Lars Christensen, CEO at Saxo Bank sees the move as a step of City Index to gain presence in the FX market: have had for some time that City Index is beginning to move into the big league of the handful of companies that have defined the retail FX industry until now. I believe it will lead to further expansion of the lower end of the retail FX space through even more clients being introduced to FX as an asset class, and as always, that can only be good for the industry.

Recent legal changes in the Forex Market, such as the requirement of banking licences in order to operate in the forex markets in Switzerland (expected in 2009), or the requirement of a $20 million minimal capital to act as a FDM, in the US (bill could be passed in 2008), seem to have started to instigate a wave of spur relocations and buyouts, which could advance the market consolidation, often forecasted but not yet seen.

Drew Niv, CEO at FXCM advances substantial changes in the Forex Market: The Law hikes minimum capital to $20M and that is just the minimum before open exposure and other capital haircuts effectively make it $40M for most firms.(…) The fact that Private equity funds are now heavily invested in the industry will get the M&A machine rolling, and I expect many more deals over the next 18 months.

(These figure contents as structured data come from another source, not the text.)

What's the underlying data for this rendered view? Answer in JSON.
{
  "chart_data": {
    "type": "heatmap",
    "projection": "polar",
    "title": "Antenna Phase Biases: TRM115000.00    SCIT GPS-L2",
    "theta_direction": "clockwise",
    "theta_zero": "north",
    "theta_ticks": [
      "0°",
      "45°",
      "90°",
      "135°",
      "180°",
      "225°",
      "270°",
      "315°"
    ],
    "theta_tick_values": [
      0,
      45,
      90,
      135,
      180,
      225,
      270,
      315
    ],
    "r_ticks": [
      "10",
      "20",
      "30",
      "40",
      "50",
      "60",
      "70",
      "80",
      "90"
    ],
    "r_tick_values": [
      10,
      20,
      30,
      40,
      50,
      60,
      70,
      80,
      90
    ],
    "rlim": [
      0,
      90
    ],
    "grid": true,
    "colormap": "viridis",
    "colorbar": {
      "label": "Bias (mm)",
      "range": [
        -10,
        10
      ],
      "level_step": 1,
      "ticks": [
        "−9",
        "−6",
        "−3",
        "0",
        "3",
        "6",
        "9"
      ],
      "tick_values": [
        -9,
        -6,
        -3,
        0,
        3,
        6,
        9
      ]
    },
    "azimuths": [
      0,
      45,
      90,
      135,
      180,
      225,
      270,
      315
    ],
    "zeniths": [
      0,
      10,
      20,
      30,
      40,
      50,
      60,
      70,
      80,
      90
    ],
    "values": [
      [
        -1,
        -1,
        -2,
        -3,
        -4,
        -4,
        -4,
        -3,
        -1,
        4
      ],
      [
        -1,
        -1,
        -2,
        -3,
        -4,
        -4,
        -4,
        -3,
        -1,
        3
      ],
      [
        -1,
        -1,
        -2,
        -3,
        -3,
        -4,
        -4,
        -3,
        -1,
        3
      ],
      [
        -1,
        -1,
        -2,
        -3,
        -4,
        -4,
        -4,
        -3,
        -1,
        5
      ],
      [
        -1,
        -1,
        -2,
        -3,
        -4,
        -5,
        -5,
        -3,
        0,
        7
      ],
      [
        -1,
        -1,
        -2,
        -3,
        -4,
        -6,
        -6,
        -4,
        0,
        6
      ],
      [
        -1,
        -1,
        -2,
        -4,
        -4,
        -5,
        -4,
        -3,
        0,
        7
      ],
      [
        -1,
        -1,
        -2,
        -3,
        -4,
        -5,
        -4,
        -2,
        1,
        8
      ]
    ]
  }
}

Tony Juste, FX Advisor at FXstreet.com shares the idea of the corporate moves as a consequence of the new regulations: As I see it, the inevitable happened. I've been in the FX business for 8 years now and I have to say that it looks like we'll have a clearly regulated environment in the end. This obviously has its consequences on the corporate side, but you know, I look at things from the trader point of view, and I only see advantages, because it will create a safer environment for traders, which will also be beneficial for the companies operating in the business. Therefore, it is my only wish from here that all these changes make the business more transparent, fair to traders than it has been in the past.